Tuesday, 12 May 2009

CLEX report published

The Committee of Inquiry into the Changing Learner Experience (CLEX) has just published its final report entitled "Higher Education in a Web 2.0 World”. I've just spent an hour reading it and would recommend it to anyone involved in IT or teaching and learning in Higher Education.

The report outlines some key findings about today's learners and their experience of the digital age. Some statistics are not surprising - 75% of 11 to 15 year olds have at least one social networking site, 90% use email and instant messaging and 85% own a mobile phone with camera. It also looks at the deployment of Web 2.0 technologies in Universities at the moment, commenting that although the use is relatively high, it is not systematic and comes from enthusiastic individuals, with patchy implementations in teaching and learning. The report makes a number of recommendations for Universities and the JISC which I'm not going to go into as they are very well presented in the executive summary, but I do want to draw attention to the conclusion:

"Web 2.0, the Social Web, has had a profound effect on behaviours, particularly those of young people whose medium and metier it is.
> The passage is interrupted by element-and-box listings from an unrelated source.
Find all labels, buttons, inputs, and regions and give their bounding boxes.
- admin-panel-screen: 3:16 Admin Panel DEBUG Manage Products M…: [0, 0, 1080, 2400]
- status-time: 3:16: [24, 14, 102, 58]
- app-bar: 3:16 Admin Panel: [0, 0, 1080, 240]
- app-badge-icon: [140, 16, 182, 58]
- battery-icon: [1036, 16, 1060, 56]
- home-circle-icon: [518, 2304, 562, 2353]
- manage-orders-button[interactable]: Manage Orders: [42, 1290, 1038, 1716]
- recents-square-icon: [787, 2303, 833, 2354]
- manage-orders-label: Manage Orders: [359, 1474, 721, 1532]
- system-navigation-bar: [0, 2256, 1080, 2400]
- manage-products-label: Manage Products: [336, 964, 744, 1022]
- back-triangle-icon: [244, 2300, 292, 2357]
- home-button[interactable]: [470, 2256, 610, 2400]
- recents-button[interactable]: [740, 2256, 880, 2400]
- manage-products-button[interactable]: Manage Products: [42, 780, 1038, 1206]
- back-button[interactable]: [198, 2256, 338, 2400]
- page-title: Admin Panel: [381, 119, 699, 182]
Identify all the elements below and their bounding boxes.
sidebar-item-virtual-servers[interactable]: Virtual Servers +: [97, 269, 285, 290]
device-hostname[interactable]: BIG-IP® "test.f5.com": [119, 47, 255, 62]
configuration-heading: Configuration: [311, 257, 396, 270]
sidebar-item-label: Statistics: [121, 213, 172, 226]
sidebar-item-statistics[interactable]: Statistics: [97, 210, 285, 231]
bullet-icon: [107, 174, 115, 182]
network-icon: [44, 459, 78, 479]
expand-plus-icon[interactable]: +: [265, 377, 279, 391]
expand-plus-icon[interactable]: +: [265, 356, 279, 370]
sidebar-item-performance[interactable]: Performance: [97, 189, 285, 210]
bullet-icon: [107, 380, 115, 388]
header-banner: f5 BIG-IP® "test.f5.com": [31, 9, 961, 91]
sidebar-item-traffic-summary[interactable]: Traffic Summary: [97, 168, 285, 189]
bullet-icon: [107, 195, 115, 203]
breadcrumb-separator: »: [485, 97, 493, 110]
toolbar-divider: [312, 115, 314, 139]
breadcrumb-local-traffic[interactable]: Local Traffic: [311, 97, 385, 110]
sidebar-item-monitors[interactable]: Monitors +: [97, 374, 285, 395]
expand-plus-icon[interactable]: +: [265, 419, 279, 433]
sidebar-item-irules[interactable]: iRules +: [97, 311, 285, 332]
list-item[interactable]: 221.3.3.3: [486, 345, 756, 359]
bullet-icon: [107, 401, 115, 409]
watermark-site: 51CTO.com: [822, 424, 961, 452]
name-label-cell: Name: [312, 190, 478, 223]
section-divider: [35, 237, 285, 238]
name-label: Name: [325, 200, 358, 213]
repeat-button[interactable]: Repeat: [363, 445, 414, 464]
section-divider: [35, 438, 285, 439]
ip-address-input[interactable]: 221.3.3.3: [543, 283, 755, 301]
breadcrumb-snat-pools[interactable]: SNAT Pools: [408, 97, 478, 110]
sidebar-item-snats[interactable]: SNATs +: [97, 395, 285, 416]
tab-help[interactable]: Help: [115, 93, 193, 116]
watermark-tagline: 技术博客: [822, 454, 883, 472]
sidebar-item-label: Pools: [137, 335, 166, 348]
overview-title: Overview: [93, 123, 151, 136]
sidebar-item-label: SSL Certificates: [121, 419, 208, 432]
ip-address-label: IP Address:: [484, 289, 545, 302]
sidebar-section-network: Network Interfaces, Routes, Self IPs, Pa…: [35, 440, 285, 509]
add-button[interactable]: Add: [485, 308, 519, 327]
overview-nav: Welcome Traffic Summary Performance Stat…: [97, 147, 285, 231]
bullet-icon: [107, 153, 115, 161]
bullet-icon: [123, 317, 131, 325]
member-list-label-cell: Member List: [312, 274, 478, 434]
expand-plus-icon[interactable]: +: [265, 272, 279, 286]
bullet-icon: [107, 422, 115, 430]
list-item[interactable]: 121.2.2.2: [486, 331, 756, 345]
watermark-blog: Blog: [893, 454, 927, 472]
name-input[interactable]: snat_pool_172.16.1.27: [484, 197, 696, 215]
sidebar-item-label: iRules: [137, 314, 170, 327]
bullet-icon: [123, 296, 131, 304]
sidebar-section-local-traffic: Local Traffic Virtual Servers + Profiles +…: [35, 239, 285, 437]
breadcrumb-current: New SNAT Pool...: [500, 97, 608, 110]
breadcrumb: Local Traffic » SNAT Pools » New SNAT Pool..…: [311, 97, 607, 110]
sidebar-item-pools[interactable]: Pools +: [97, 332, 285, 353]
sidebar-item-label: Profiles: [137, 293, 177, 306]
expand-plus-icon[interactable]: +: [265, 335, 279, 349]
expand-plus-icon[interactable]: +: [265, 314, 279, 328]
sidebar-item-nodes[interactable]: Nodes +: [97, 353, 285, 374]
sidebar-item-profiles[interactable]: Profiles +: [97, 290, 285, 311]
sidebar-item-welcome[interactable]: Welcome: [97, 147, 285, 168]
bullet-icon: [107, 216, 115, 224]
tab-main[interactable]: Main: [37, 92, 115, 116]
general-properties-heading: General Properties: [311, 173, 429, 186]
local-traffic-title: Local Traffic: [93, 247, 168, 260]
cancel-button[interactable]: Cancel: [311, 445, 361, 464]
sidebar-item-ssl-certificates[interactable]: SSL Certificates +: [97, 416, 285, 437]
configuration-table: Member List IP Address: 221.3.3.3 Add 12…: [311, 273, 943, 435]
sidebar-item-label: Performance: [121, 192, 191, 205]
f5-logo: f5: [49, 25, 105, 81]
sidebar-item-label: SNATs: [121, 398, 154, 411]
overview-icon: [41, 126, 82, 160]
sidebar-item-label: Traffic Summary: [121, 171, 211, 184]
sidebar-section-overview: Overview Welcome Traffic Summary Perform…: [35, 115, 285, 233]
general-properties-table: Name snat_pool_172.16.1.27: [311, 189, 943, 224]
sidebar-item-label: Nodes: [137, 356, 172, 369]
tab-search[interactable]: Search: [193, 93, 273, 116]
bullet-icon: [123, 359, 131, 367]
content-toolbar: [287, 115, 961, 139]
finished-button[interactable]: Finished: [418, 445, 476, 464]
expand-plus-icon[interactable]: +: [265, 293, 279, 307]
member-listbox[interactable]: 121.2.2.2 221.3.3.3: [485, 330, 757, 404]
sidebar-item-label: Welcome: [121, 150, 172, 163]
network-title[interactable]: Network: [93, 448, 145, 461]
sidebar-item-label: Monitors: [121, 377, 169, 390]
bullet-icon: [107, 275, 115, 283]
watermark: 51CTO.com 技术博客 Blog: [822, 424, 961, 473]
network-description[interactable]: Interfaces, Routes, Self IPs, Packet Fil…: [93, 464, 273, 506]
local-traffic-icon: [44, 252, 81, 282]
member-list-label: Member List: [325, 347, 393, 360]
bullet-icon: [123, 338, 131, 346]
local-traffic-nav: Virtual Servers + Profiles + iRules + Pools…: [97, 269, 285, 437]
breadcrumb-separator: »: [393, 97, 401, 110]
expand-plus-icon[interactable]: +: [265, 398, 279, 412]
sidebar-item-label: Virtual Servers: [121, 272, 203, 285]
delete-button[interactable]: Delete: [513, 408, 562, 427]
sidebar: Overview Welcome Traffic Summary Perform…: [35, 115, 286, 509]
They inhabit it with ease and it has led them to a strong sense of communities of interest linked in their own web spaces, and to a disposition to share and participate. It has also led them to impatience – a preference for quick answers – and to a casual approach to evaluating information and attributing it and also to copyright and legal constraints.

The world they encounter in higher education has been constructed on a wholly different set of norms. Characterised broadly, it is hierarchical, substantially introvert, guarded, careful, precise and measured. The two worlds are currently co-existing, with present-day students effectively occupying a position on the cusp of change. They aren’t demanding different approaches; rather they are making such adaptations as are necessary for the time it takes to gain their qualifications. Effectively, they are managing a disjuncture, and the situation is feeding the natural inertia of any established system. It is, however, unlikely to be sustainable in the long term. The next generation is unlikely to be so accommodating and some rapprochement will be necessary if higher education is to continue to provide a learning experience that is recognised as stimulating, challenging and relevant".

So, we're at the edge of major change with today's students putting up with what we give them rather than demanding a different approach. Look what it says about this being unsustainable, and tomorrow's students not being as accommodating.

Universites will need to change and embrace new technologies and new ways of working and interacting with students. I find it extraordinary that there could be resistance to this - especially from IT departments. I am always disappointed when colleagues aren't as excited by change and the potential of new technologies as I am, and in many cases don't even use them. How many of my department make use of web 2.0 or social software I wonder? Why aren't there more bloggers, twitterers etc? If we are the department who are facilitating and supporting students who use this software, don't we have a responsibility to know how it works rather than just dismiss it?

Perhaps our new social software will change all of this - uSpace will be launched at the beginning of June and will provide all staff and students with blogs, wikis, discussions, social groups and collaborative spaces. Pilots have been running for a few months and the feedback is very positive.

As a side effect of the CLEX report we got an unexpected bit of publicity in the Guardian article released to accompany its launch which told the world of our decision to implement Google mail for students, before we've actually formally agreed to do so. All publicity is good publicity though, and it has speeded up our decision making process - formal decision expected soon!

2 comments:

Mike Nolan said...

Why aren't there more bloggers, twitterers etc?I asked this question following IWMW last year and got some fairly unconvincing answers:

http://blogs.edgehill.ac.uk/webservices/2008/07/28/blogging-web-teams/

IT Services isn't alone in being slow to adopt - there appears to be some reluctance from colleagues in other departments who should - in order to keep up with the Jones' - be doing more in online environments.

Anonymous said...

It's an interesting question - why do IT departments seem unwilling to reach out and try things for themselves? More at home with their command line interfaces I suppose!